The death of a moon cowboy

I am a somewhat-youth with ideas and thoughts and too many dreams that sometimes overflow as these little dribblings from my fingertips. I guess you can try to collect and capture them.


Saturday, April 01, 2006

King of the dance floor, second telling

[Part 2. This is the story retold, as part of an attempt to win an essay-writing contest (I'll keep you posted). This is a far happier, more organized narrative, crafted with the editors of this particular contest in mind. The ending is definitely different; more touchy-feely, less the way it really happened. But who decides? I guess it's reality either way. Basically I just exaggerated on the positive side of things in order to manipulate my own past. Isn't it great? I think it's a wonderful thing we all can do, manipulate our personal history and kind of shape it our will. That can really come in handy, I tell you.]

I've been here before. It seems like long ago, when I was unprepared, unintentionally transitioning from a high school adolescent into a more ambitious, pre-college type. Two weeks were set aside in the summer between my junior and senior high school years, when I came to BYU with forty or so other students for a computer science scholarship program, lovingly referred to as computer camp.

It was surreal to me then and still seems so now, how at sixteen I came to be involved in such an experience, and was left to fend for myself for the first time. I was so shy and unsure, uncomfortable in my own skin. But over the course of those two weeks I happened upon new opportunities to grow, to bond and build new friendships, many that would persist even a year later when I would return to BYU as a freshman.

But the culminating moment in this experience, as trivial as it sounds, was a dance. The farewell dance. It took place on the south side of campus in the nondescript Knight Magnum building. And remember, it was a dance—for only forty people, mind you.

A DJ was set up on the small stage. Colored lights splayed embarrassingly across the empty dance floor, empty because most of us were inherently unable to participate in such a social gathering. We were at computer camp; we weren't the type that took to dancing with much natural candor. Plus, the boys outnumbered the girls two to one, and in this group of our peers, few friendships were beyond the platonic.

"Hey, let's go." Alex called out to me. He was the forward one, intimidated by nothing, always with a worry-free smile on his face. We'd become friends, and to our excitement would coincidentally end up on the same floor of Deseret Towers the next fall.

"No, you guys go ahead." I nodded and he and some of the others bounded off to finally start the dance.
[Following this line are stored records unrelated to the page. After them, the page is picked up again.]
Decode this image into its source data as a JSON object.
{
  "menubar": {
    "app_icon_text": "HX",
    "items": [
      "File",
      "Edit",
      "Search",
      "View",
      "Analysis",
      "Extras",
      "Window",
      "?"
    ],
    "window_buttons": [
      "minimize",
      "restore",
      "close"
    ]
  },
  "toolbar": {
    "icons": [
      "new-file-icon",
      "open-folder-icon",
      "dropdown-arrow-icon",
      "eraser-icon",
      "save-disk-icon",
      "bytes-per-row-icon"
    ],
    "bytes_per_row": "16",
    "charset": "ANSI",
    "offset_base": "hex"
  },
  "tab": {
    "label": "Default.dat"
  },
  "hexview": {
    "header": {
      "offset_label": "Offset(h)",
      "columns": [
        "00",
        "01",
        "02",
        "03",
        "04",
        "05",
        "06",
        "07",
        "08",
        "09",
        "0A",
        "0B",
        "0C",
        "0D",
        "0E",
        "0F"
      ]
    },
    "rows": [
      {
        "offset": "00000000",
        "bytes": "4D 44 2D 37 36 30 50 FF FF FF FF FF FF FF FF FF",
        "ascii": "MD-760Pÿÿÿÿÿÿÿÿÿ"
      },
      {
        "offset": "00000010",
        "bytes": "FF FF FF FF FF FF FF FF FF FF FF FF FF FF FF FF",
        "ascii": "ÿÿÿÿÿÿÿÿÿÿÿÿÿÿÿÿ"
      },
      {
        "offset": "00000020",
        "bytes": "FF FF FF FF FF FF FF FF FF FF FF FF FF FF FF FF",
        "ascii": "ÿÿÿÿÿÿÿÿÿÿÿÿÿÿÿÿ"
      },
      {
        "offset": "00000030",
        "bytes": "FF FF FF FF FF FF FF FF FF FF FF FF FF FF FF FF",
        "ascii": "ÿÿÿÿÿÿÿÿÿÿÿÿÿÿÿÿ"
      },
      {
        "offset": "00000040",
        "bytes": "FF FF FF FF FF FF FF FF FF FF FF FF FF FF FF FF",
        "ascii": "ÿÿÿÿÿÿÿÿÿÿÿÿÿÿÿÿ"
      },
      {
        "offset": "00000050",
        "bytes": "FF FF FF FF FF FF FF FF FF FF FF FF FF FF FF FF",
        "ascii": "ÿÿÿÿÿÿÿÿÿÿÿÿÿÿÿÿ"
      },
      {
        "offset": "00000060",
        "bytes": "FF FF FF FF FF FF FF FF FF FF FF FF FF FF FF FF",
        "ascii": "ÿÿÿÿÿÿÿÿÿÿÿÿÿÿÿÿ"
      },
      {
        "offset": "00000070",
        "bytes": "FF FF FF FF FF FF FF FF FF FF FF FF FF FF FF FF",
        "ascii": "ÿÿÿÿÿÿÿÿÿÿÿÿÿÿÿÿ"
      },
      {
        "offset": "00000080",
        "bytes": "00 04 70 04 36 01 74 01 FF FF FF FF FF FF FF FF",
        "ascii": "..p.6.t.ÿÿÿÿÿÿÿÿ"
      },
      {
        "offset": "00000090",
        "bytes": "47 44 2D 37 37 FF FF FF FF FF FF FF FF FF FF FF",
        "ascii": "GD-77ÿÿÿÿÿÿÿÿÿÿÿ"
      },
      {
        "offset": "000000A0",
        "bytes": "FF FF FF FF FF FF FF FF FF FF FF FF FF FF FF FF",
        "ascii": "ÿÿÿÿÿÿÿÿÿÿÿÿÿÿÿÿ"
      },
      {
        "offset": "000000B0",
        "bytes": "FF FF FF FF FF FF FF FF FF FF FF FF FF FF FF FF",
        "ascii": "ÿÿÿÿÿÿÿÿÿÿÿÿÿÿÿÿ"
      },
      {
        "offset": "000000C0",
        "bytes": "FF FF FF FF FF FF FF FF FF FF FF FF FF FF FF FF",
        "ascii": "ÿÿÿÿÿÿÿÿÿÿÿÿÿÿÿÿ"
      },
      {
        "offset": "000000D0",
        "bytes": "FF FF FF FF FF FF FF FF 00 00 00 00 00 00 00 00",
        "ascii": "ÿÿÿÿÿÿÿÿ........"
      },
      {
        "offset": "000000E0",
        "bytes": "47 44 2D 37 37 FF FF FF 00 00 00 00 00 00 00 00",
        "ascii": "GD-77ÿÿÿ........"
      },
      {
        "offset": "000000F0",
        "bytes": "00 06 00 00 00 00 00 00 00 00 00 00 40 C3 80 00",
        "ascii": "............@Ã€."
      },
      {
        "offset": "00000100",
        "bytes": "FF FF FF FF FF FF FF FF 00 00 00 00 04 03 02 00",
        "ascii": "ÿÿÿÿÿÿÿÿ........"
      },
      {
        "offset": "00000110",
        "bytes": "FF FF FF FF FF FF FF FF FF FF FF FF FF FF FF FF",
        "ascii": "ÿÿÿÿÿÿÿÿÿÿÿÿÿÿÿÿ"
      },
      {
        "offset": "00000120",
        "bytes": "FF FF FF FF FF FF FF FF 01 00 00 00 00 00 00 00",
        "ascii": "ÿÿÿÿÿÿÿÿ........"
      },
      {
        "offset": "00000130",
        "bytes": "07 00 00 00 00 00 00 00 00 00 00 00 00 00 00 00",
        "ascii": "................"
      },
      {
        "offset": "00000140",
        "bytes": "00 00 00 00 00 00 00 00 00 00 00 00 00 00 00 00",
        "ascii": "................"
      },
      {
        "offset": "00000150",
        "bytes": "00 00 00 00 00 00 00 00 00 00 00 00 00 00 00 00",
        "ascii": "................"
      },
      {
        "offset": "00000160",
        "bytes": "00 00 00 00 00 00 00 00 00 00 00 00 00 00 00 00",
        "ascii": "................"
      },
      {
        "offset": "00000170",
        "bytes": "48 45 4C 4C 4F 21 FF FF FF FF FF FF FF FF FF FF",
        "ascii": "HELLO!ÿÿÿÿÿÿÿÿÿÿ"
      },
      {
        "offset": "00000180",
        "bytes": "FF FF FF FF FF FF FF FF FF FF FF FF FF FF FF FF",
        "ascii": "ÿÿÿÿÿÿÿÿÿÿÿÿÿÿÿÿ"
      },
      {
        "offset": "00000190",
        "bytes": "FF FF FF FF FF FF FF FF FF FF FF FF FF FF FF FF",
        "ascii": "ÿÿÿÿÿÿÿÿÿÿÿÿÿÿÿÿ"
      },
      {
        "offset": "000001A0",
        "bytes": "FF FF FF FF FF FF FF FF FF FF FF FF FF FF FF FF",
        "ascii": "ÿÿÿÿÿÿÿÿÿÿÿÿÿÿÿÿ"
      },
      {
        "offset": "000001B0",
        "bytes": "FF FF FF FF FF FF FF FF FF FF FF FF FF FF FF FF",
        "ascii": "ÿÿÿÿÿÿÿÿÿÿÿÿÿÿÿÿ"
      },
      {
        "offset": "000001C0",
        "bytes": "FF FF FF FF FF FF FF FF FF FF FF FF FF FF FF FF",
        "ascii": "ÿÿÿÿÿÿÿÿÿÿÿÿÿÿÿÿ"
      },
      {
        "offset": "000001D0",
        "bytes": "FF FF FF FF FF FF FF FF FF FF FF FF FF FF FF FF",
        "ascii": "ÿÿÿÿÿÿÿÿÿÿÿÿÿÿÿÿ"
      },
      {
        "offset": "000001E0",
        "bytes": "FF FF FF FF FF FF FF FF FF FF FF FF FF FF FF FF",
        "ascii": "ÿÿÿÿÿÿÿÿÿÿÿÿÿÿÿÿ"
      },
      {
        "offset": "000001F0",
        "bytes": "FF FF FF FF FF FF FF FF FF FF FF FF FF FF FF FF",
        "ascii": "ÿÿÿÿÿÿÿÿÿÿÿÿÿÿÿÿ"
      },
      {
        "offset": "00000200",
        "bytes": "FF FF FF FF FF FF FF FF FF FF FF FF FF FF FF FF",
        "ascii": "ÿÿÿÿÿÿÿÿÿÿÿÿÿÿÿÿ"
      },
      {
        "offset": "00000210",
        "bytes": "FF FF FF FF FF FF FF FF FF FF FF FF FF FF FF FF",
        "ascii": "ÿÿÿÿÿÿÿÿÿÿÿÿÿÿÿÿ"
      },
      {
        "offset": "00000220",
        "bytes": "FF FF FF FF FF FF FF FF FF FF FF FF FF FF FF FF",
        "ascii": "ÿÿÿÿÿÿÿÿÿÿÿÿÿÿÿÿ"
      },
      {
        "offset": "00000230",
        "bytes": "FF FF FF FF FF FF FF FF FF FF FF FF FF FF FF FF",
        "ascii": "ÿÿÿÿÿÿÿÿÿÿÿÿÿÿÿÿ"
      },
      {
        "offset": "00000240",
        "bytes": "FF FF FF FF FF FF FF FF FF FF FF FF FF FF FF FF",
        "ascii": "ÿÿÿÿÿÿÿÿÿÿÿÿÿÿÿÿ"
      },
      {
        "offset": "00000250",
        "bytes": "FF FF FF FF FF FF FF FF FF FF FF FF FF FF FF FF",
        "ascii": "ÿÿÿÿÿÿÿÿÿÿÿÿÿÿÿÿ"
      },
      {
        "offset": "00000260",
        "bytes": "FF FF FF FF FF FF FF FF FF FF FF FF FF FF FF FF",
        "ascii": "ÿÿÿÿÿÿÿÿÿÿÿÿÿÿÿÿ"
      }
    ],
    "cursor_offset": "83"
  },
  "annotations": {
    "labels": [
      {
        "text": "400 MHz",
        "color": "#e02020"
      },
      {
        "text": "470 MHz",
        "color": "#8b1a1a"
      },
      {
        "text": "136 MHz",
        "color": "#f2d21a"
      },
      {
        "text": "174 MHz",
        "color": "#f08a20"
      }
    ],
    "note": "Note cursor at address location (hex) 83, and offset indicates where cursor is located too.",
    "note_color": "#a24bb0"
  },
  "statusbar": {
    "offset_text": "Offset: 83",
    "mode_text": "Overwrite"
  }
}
I paced the wall, had some punch. Watched Eric as he danced with Michelle—they were the only couple that had really seemed to come together during our stay.

There I was, stalling on the now less-empty dance floor. And then, even with all my public-dancing apprehension, and thanks partially to what the others had started, I began to loosen and started to dance, albeit by myself.

What followed was a direct result, I'm sure, of the style of dance I chose: an extremely odd, 1980s-helicopter-at-an-angle dance where I circled around and kept my head cocked while alternating the stomping of my feet, a dance that in retrospect is embarrassment enough just to confess.

The DJ had apparently seen me dancing alone, for moments later an older girl approached me and asked me to dance. She was his girlfriend. She declared to me that they'd seen me dancing from the stage and had determined that I was the best one there, and because of it she'd hoped to have a dance or two with me.

And she did. Fast, slow, it only lasted a few songs. But she would smile and laugh and look to her boyfriend onstage while he manned the midtempo dance tracks familiar to us all. He would smile back his approval. I caught some bewildered glimpses from my friends, and then she was gone, returned to likewise smile down on me from her position onstage.

As the dance came to a close and marked the end of our two premature weeks experiencing BYU, I walked out into the sobering nighttime air with my friends, feeling more excited and confident than I could remember having felt before. For I had been picked—chosen—at sixteen, to dance with the prettiest girl, and even though it may have been just an act of charity for a lonesome teenager, it perpetuated a feeling of kindness through me and sent me out into the world just a little more motivated, just a little more invigorated. And with the challenges that lay in wait, that spectrum of victory and disaster we had yet to encounter socially, scholastically and spiritually, we were prepared. We were ready to face anything.